Où poser ses valises quand on cherche le calme

Maurice n'est pas qu'une plage, c'est une mosaïque d'ambiances. Pour un couple de retraités qui veut de la douceur, du service francophone et de la proximité médicale, voici mes repères :

  • Le Nord (Grand Baie, Pointe aux Canonniers, Pereybère) : le plus vivant et le plus « installé » pour les francophones. Commerces, restos, cliniques accessibles, communauté d'expats. Idéal si tu veux du lien social sans conduire une heure. C'est le coin que je conseille pour débuter.
  • La côte Ouest (Tamarin, Rivière Noire, Flic-en-Flac) : plus posée, magnifique au coucher de soleil, prisée des familles et des couples qui cherchent le grand calme avec de belles adresses.
  • Le centre (Moka, Curepipe, Quatre Bornes) : plus frais l'été (l'altitude), plus mauricien, très pratique pour être près des grands hôpitaux.

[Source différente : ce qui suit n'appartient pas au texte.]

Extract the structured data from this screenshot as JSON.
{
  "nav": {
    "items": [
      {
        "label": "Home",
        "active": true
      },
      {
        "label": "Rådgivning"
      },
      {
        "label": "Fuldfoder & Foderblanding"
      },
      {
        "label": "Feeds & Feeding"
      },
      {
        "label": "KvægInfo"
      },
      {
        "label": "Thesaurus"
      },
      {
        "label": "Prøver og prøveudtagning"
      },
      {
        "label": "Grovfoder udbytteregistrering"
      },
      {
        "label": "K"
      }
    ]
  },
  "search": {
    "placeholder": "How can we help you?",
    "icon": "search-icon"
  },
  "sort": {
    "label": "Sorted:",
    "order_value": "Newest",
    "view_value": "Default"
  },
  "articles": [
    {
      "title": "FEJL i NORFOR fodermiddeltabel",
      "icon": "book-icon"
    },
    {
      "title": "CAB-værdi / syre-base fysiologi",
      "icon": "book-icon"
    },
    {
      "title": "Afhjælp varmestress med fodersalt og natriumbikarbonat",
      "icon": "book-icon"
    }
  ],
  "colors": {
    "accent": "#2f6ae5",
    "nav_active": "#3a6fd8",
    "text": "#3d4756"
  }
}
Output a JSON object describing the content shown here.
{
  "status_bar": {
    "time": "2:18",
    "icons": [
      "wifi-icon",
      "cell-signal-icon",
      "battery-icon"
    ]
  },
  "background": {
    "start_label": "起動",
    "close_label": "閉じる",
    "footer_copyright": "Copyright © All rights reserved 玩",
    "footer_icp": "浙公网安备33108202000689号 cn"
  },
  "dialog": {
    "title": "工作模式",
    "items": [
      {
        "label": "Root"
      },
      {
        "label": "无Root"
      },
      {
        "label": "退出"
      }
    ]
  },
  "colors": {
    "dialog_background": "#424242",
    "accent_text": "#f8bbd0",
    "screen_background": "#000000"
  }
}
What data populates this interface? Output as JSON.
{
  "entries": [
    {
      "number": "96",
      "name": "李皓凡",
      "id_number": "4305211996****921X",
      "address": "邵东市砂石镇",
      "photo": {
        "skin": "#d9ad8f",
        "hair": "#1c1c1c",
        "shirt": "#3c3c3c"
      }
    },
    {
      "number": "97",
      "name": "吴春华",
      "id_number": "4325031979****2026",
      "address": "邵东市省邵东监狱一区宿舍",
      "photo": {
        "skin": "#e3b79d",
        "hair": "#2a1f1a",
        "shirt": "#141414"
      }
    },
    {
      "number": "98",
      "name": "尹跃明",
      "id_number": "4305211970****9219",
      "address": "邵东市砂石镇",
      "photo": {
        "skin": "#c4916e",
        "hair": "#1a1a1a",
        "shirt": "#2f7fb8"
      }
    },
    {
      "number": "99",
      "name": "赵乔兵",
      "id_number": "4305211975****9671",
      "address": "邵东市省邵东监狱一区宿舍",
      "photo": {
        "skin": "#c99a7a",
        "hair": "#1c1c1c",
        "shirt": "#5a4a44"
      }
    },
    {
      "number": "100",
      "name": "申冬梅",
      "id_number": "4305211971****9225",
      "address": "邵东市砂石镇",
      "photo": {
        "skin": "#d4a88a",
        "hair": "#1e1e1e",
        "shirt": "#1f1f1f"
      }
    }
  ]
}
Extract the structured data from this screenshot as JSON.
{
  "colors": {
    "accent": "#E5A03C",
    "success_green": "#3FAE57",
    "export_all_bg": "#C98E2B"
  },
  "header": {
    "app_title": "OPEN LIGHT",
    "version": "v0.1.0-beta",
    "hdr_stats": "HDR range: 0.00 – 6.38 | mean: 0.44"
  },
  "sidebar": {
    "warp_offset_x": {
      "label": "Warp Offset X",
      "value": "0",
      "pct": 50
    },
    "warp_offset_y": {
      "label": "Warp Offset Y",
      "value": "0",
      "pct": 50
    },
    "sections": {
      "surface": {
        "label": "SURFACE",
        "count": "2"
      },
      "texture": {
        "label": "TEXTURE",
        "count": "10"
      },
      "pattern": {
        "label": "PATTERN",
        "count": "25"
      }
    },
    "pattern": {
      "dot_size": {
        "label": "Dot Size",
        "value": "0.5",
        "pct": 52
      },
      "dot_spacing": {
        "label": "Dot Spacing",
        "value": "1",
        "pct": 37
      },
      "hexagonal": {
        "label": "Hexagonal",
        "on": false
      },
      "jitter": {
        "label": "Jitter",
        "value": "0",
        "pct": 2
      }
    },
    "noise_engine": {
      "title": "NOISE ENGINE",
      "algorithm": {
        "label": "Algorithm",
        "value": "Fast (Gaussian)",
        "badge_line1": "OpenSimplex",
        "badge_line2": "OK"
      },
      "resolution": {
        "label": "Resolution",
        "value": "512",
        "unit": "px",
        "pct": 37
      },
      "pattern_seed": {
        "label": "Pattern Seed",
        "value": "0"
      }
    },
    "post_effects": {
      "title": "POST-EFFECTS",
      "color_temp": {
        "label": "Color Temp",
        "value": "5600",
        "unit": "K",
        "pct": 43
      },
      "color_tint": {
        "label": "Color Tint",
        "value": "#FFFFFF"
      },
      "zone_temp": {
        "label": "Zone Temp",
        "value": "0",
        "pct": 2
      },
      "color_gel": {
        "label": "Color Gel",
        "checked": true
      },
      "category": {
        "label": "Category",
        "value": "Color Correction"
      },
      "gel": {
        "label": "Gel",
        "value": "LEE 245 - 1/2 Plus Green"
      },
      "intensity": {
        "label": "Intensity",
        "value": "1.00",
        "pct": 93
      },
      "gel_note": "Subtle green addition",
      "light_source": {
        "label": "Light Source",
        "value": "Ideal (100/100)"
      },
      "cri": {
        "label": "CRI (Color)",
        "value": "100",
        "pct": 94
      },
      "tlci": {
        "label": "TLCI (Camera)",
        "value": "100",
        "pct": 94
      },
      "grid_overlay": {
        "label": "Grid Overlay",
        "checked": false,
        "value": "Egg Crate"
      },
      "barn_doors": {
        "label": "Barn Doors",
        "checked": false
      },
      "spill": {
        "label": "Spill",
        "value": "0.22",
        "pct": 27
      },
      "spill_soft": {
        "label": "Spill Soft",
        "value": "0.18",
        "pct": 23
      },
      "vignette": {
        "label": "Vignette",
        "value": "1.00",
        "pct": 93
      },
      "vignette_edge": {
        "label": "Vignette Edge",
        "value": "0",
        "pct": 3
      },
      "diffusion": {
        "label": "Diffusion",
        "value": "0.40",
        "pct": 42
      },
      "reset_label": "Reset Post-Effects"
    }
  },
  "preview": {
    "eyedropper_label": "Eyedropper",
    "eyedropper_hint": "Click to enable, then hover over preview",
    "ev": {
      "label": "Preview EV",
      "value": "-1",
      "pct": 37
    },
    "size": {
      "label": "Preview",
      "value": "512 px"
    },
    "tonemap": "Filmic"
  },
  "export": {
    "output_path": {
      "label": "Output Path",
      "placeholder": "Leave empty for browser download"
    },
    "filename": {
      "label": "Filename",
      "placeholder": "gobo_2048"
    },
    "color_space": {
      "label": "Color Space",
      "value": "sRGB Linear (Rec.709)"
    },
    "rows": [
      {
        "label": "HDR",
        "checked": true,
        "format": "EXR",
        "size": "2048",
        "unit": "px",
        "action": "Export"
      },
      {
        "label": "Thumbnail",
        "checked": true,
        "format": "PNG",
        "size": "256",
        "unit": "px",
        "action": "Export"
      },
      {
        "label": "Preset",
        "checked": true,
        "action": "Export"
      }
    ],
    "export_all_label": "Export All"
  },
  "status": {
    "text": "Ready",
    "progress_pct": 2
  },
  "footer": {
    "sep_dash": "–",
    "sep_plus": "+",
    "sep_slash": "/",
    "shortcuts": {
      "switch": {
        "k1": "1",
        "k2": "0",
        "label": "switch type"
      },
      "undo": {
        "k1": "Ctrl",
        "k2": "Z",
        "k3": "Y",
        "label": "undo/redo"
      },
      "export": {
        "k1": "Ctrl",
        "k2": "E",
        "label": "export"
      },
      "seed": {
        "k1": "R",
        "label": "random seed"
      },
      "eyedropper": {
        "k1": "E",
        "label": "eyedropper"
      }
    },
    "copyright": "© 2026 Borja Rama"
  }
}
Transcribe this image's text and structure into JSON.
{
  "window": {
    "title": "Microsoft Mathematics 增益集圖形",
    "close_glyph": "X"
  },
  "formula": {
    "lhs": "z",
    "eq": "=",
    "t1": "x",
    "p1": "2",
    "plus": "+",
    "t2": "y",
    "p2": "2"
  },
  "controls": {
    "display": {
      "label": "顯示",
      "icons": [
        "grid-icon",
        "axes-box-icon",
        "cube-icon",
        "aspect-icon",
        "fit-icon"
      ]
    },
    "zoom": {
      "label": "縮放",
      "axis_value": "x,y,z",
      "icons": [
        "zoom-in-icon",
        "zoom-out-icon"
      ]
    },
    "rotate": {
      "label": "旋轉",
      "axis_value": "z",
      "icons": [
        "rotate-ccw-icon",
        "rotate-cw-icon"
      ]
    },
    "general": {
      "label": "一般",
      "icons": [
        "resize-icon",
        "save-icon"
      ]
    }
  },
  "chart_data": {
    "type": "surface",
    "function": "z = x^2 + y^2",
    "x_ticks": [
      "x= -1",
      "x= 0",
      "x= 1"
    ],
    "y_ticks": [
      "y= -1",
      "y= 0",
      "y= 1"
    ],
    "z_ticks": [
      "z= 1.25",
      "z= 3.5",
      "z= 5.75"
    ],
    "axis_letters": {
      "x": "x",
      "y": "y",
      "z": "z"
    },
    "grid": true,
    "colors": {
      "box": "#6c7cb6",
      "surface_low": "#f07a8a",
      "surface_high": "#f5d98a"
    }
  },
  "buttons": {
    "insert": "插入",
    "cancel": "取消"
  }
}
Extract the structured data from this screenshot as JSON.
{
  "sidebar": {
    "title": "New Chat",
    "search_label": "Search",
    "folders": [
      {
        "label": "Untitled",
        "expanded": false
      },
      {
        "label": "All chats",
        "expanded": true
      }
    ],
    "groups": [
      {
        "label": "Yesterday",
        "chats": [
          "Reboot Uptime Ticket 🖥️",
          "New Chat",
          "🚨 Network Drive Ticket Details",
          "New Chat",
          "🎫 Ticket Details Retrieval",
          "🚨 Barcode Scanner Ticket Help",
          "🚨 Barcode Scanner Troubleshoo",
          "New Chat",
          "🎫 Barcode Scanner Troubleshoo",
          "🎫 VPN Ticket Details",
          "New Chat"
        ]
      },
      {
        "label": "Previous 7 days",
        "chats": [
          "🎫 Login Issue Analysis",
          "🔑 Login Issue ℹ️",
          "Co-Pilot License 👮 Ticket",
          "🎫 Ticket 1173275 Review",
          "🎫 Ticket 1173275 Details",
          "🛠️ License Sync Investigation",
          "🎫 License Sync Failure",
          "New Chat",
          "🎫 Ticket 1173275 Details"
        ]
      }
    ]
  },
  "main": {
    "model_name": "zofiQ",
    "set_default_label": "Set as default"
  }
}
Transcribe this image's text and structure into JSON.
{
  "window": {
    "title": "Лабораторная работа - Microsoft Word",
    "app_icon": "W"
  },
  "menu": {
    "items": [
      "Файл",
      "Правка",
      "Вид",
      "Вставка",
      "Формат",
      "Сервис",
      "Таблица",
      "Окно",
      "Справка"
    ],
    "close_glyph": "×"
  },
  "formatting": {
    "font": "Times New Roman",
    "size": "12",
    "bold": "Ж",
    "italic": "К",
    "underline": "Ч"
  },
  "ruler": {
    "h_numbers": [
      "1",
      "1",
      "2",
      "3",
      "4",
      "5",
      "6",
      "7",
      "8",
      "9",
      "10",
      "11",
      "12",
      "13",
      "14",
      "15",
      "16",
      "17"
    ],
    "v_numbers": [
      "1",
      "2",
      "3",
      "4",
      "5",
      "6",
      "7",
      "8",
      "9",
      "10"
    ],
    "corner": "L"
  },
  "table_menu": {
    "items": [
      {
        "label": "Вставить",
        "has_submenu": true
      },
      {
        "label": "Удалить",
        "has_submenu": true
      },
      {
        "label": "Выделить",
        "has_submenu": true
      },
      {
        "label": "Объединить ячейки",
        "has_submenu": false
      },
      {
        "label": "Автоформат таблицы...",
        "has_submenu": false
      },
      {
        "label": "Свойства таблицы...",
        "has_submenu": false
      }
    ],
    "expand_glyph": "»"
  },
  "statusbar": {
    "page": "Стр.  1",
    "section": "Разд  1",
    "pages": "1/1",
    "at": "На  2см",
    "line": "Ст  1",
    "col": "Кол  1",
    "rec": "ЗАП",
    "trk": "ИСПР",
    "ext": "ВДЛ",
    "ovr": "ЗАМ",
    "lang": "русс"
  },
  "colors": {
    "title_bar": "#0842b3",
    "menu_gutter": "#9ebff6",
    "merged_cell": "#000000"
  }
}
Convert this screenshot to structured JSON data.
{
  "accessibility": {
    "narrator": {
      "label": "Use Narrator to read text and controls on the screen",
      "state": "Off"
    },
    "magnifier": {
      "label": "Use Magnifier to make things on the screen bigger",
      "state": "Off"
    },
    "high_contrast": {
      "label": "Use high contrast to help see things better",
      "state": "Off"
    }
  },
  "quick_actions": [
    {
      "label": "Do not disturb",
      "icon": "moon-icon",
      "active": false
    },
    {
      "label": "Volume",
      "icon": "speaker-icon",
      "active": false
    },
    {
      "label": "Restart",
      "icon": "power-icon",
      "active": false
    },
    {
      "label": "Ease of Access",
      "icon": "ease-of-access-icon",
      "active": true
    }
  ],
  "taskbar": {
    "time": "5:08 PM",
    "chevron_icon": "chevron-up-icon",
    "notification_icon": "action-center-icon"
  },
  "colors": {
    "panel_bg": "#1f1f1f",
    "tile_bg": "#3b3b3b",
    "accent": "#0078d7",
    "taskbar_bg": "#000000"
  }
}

On y pense peu, à tort.

Mon conseil final tient en une phrase : viens en repérage six mois, vis comme un habitant, pose-toi la question santé avant la question piscine, et alors seulement signe. Maurice se donne pleinement à ceux qui l'apprivoisent. Fais-le bien, et tu auras la plus belle des retraites. Je te le garantis.